All the Kale Salad with Fig-Balsamic Dressing

Using four kinds of kale makes this salad more fun! This dish can be made up to 8 hours ahead (but save topping with the cheese until just before serving). Cover the salad and chill, then give it a quick toss and top with the Manchego.
Publish date:
all the kale salad with fig-balsamic dressing

Recipe by Janet Taylor McCracken

Start to Finish: 30 minutes

Servings: 8


  • 3 dried Mission figs, stemmed

  • 1/2 cup EVOO

  • 1/4 cup balsamic vinegar

  • 1 small clove garlic, chopped

  • 16 cups (firmly packed) mixed kale (such as baby kale or stemmed curly, Russian red, or Tuscan)
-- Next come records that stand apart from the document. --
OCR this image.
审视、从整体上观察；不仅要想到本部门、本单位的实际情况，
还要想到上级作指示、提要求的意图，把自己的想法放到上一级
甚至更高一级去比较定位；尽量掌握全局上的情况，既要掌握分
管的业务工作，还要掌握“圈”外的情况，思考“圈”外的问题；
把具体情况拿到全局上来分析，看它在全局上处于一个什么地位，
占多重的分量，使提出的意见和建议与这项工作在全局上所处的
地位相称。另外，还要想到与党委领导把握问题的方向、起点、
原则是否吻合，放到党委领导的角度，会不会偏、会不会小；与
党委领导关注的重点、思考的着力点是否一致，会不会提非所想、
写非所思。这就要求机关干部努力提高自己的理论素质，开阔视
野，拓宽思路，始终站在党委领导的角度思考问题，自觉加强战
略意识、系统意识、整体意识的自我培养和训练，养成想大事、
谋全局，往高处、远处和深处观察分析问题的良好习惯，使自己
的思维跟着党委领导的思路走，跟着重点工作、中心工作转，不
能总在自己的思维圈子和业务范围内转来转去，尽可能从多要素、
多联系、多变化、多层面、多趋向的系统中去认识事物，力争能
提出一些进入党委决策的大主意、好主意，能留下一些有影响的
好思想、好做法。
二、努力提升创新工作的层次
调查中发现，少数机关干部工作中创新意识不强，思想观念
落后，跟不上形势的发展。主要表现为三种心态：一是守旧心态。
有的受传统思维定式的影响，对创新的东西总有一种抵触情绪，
  • 1/2 cup dried cranberries

  • 4 oz. Manchego cheese, shaved with a vegetable peeler


1. In a small saucepan, cover the figs with an inch of water. Bring to a boil. Boil the figs for 10 minutes. Remove from heat. Cover and let stand until soft, about 15 minutes. Drain and transfer to a blender. Add the oil, vinegar, and garlic; puree until smooth. Season the dressing with salt and pepper.

2. Place the kale in a large bowl and add the dressing. Using your hands, massage the dressing into the kale until the leaves start to soften, about 2 minutes; season. Mix in the cranberries. Top with the cheese.